A self-employed person is considered self-employed only if he or she is not an employee.

This legal position was formed by the Supreme Court in the decision in case № 500/576/19 of 27.05.2020.

THE ESSENCE OF THE DISPUTE

The plaintiff requested to declare illegal and cancel the individual tax advice of the SFS, which clarified the question of whether a person who is a lawyer and does not intend to pursue an independent professional activity is obliged to register as a self-employed person.

The plaintiff is listed in the Unified Register of Advocates of Ukraine as a lawyer who practices law individually, and therefore, according to the IPC, he is a self-employed person and is subject to registration or registration with regulatory authorities, for which he must submit to the supervisory authority at the place permanent residence application for f. N 5-OOP, application form N 1-SSC and a copy of the Certificate of the right to practice law.

COURT POSITION

The local and appellate courts dismissed the lawsuit. The plaintiff then filed a cassation appeal, stating that he did not intend to pursue an independent professional activity, and the need to obtain a Certificate of the right to practice law and acquire the status of a lawyer was due solely to his work under an employment contract. As stated in the cassation appeal, the courts of previous instances did not take into account the fact that a person working under an employment contract is not a self-employed person within the meaning of the Tax Code.

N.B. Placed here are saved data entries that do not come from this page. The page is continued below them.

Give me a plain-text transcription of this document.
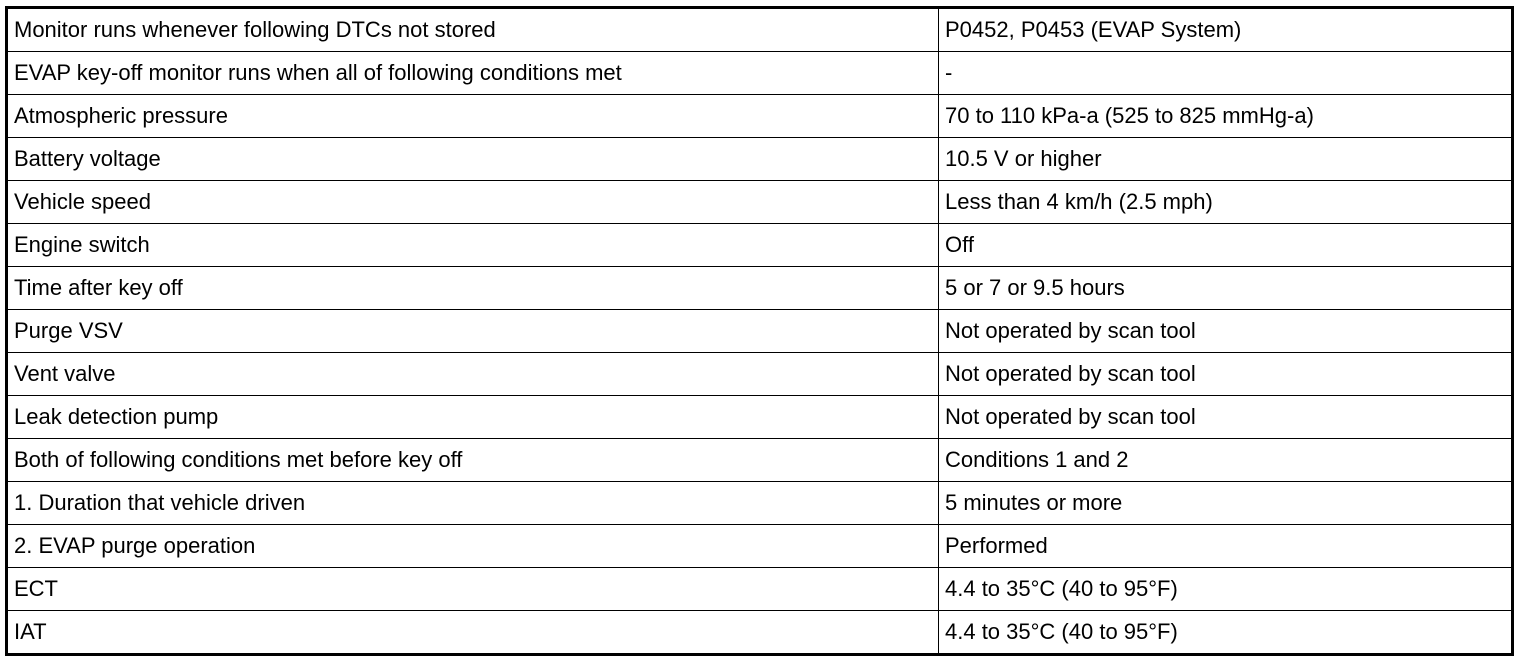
Monitor runs whenever following DTCs not stored	P0452, P0453 (EVAP System)
EVAP key-off monitor runs when all of following conditions met	-
Atmospheric pressure	70 to 110 kPa-a (525 to 825 mmHg-a)
Battery voltage	10.5 V or higher
Vehicle speed	Less than 4 km/h (2.5 mph)
Engine switch	Off
Time after key off	5 or 7 or 9.5 hours
Purge VSV	Not operated by scan tool
Vent valve	Not operated by scan tool
Leak detection pump	Not operated by scan tool
Both of following conditions met before key off	Conditions 1 and 2
1. Duration that vehicle driven	5 minutes or more
2. EVAP purge operation	Performed
ECT	4.4 to 35°C (40 to 95°F)
IAT	4.4 to 35°C (40 to 95°F)
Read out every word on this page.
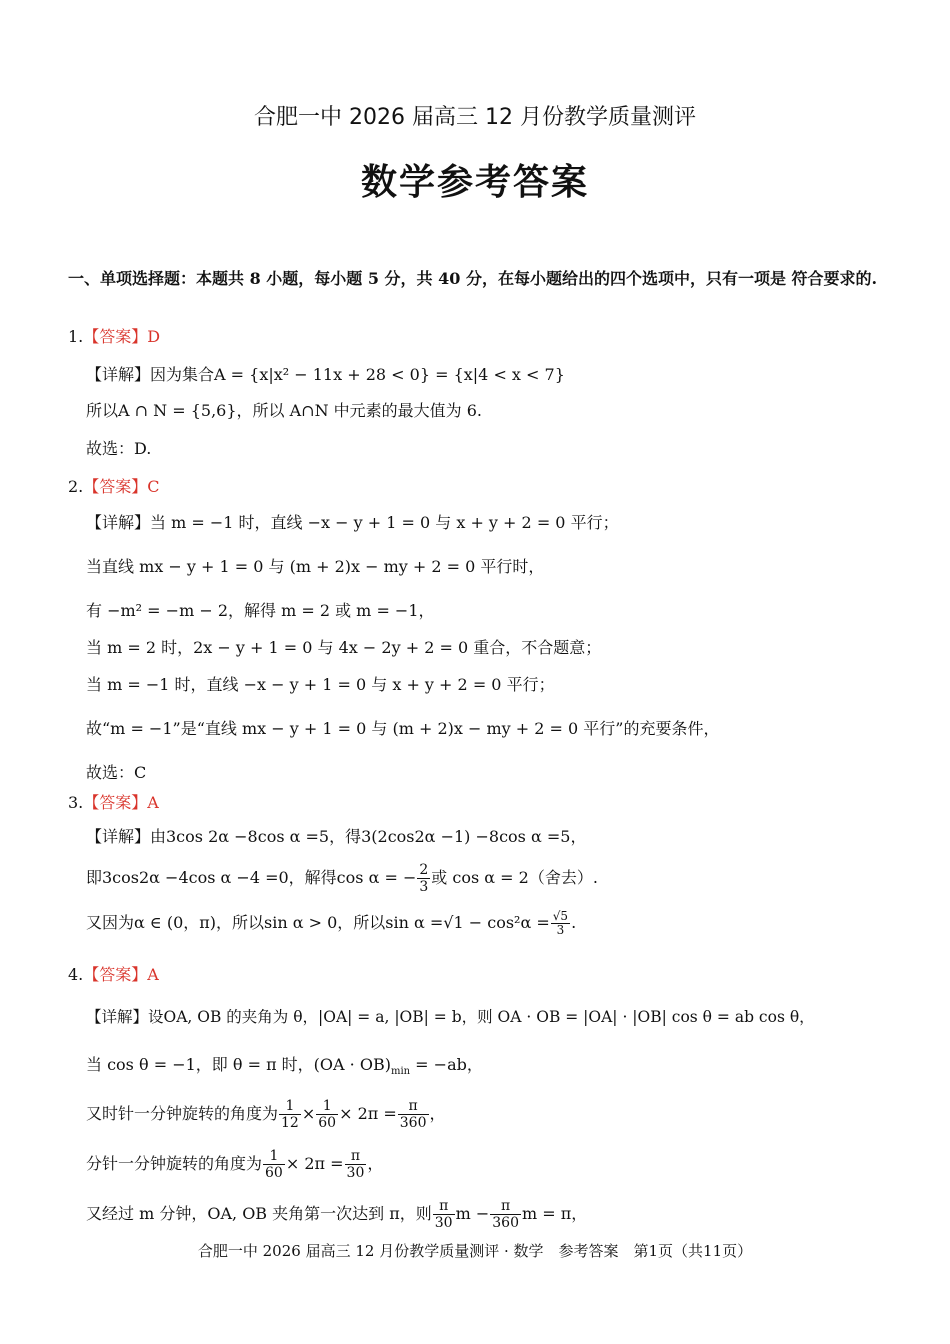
合肥一中 2026 届高三 12 月份教学质量测评
数学参考答案
一、单项选择题：本题共 8 小题，每小题 5 分，共 40 分，在每小题给出的四个选项中，只有一项是 符合要求的.
1.【答案】D
【详解】因为集合A = {x|x² − 11x + 28 < 0} = {x|4 < x < 7}
所以A ∩ N = {5,6}，所以 A∩N 中元素的最大值为 6.
故选：D.
2.【答案】C
【详解】当 m = −1 时，直线 −x − y + 1 = 0 与 x + y + 2 = 0 平行；
当直线 mx − y + 1 = 0 与 (m + 2)x − my + 2 = 0 平行时，
有 −m² = −m − 2，解得 m = 2 或 m = −1，
当 m = 2 时，2x − y + 1 = 0 与 4x − 2y + 2 = 0 重合，不合题意；
当 m = −1 时，直线 −x − y + 1 = 0 与 x + y + 2 = 0 平行；
故“m = −1”是“直线 mx − y + 1 = 0 与 (m + 2)x − my + 2 = 0 平行”的充要条件，
故选：C
3.【答案】A
【详解】由3cos 2α −8cos α =5，得3(2cos2α −1) −8cos α =5，
即3cos2α −4cos α −4 =0，解得cos α = − $\frac{2}{3}$ 或 cos α = 2（舍去）.
又因为α ∈ (0，π)，所以sin α > 0，所以$\sin \alpha =√1 - \cos^2\alpha = \frac{√5}{3}$ .
4.【答案】A
【详解】设OA, OB 的夹角为 θ，|OA| = a, |OB| = b，则 OA · OB = |OA| · |OB| cos θ = ab cos θ，
当 cos θ = −1，即 θ = π 时，$(OA \cdot OB)_{min} = -ab$，
又时针一分钟旋转的角度为 $\frac{1}{12} \times \frac{1}{60} \times 2\pi = \frac{\pi}{360}$ ，
分针一分钟旋转的角度为 $\frac{1}{60} \times 2\pi = \frac{\pi}{30}$ ，
又经过 m 分钟，OA, OB 夹角第一次达到 π，则 $\frac{\pi}{30}$ $m - \frac{\pi}{360}$ m = π，
合肥一中 2026 届高三 12 月份教学质量测评 · 数学　参考答案　第1页（共11页）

Having considered the circumstances of the case, the panel of judges of the Administrative Court of the Supreme Court upheld the cassation appeal and annulled the disputed ITC.

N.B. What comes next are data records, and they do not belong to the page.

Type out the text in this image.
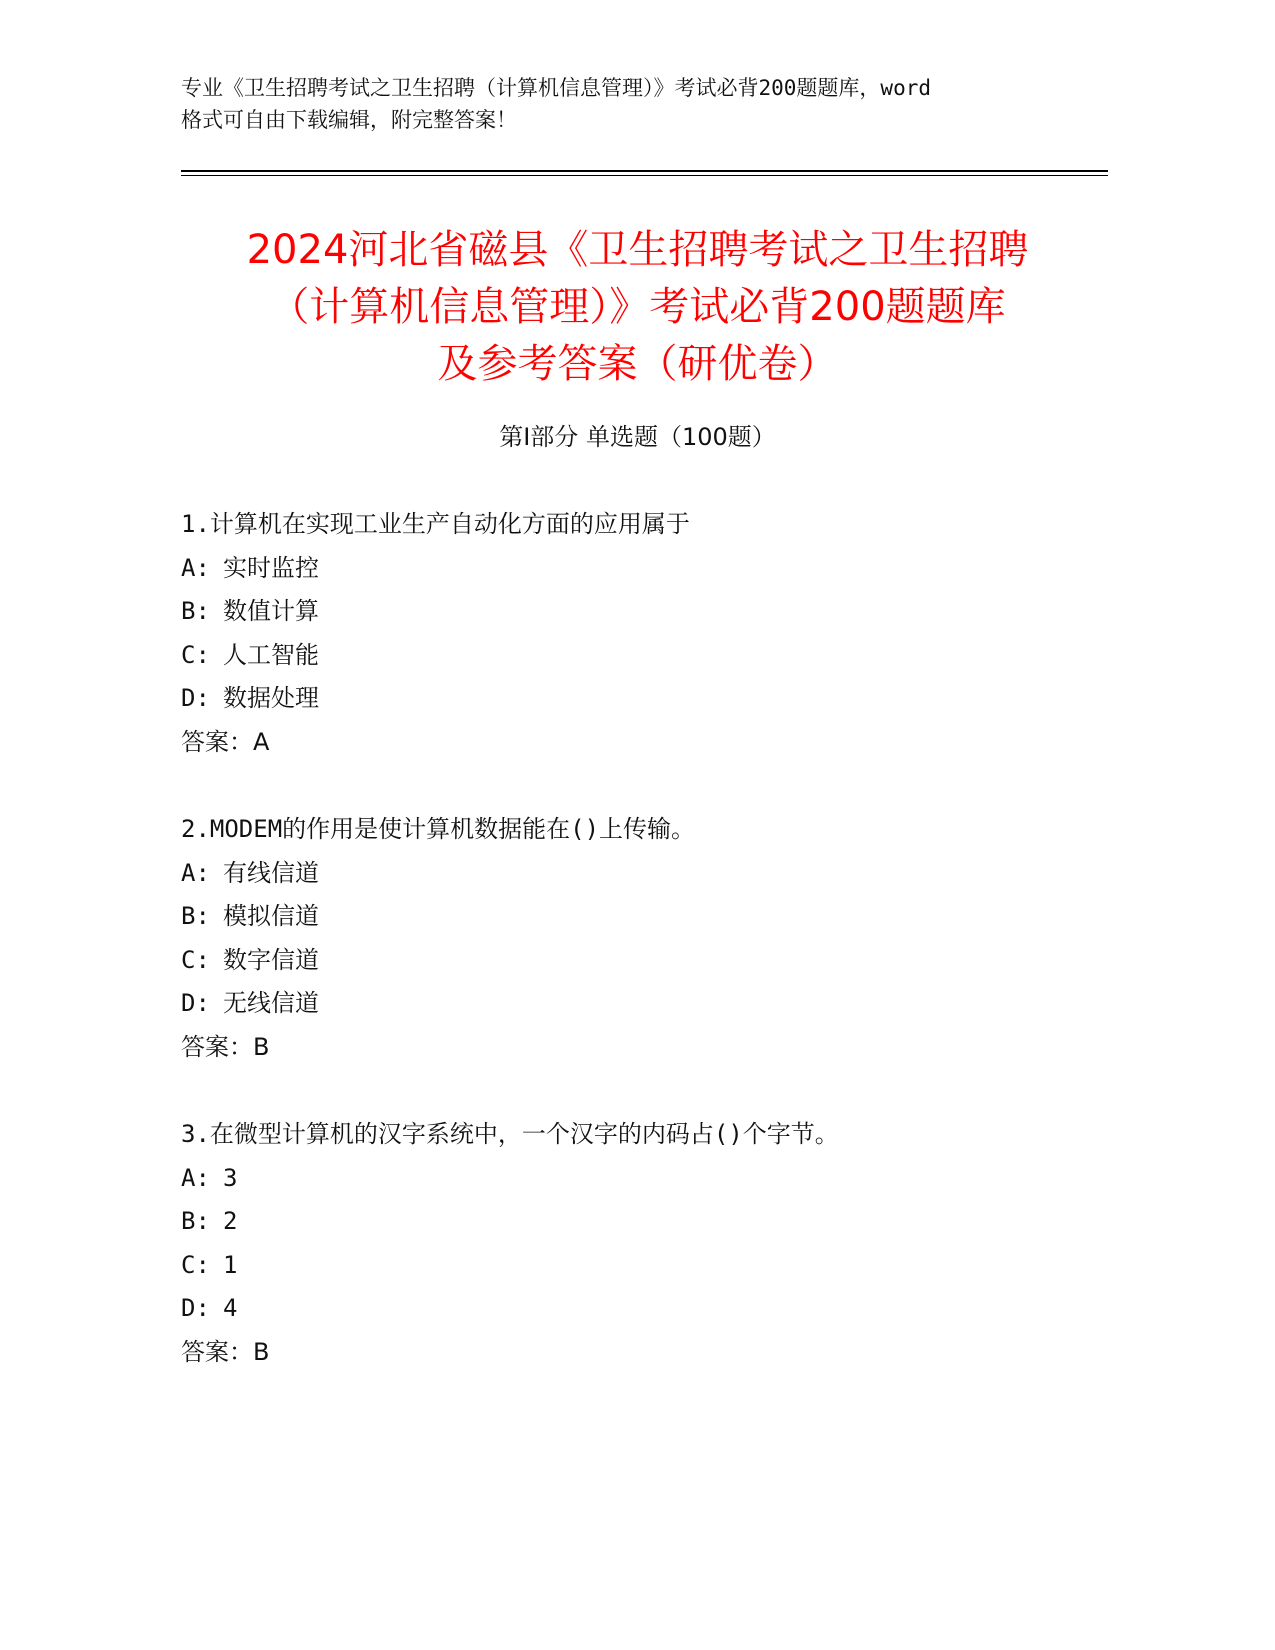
专业《卫生招聘考试之卫生招聘（计算机信息管理）》考试必背200题题库，word
格式可自由下载编辑，附完整答案！
2024河北省磁县《卫生招聘考试之卫生招聘
（计算机信息管理）》考试必背200题题库
及参考答案（研优卷）
第Ⅰ部分 单选题（100题）
1.计算机在实现工业生产自动化方面的应用属于
A: 实时监控
B: 数值计算
C: 人工智能
D: 数据处理
答案：A
2.MODEM的作用是使计算机数据能在()上传输。
A: 有线信道
B: 模拟信道
C: 数字信道
D: 无线信道
答案：B
3.在微型计算机的汉字系统中，一个汉字的内码占()个字节。
A: 3
B: 2
C: 1
D: 4
答案：B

According to the Supreme Court, the analysis of the provisions of the Tax Code and the Law "On Advocacy" shows that an individual who intends to conduct independent professional activity, including advocacy, is subject to registration with the supervisory authority. At the same time, a person pursuing an independent professional activity is considered self-employed only if he is NOT an employee.

Thus, the presence of a lawyer's Certificate of the right to practice law only certifies his right as a lawyer to engage in independent professional activity, but is not evidence of direct practice of law and income from such activities.

Therefore, the defendant's interpretation of the provisions of the law set out in the ITC regarding the plaintiff's obligation to register with the supervisory authority as a self-employed person is incorrect, as the plaintiff is an employee, works under an employment contract and does not intend to pursue an independent career.

Moreover, the individual tax advice provided to the plaintiff actually consists only of a list of legal norms, without explaining the procedure for their practical use in the situation with the plaintiff.

It should be noted that earlier, in its rulings of 27 November 2019 (case №160 / 3114/19) and 5 March 2020 (case №824 / 509/19-a), the Supreme Court had already examined the issue of administration by Law №2464-V single contribution while the natural person is in employment and has the right to engage in independent professional activity, which the person does not actually carry out, and in his decision noted that a person pursuing independent professional activity, including law, is considered self-employed and obliged is obliged to pay a single contribution only if such a person is not an employee.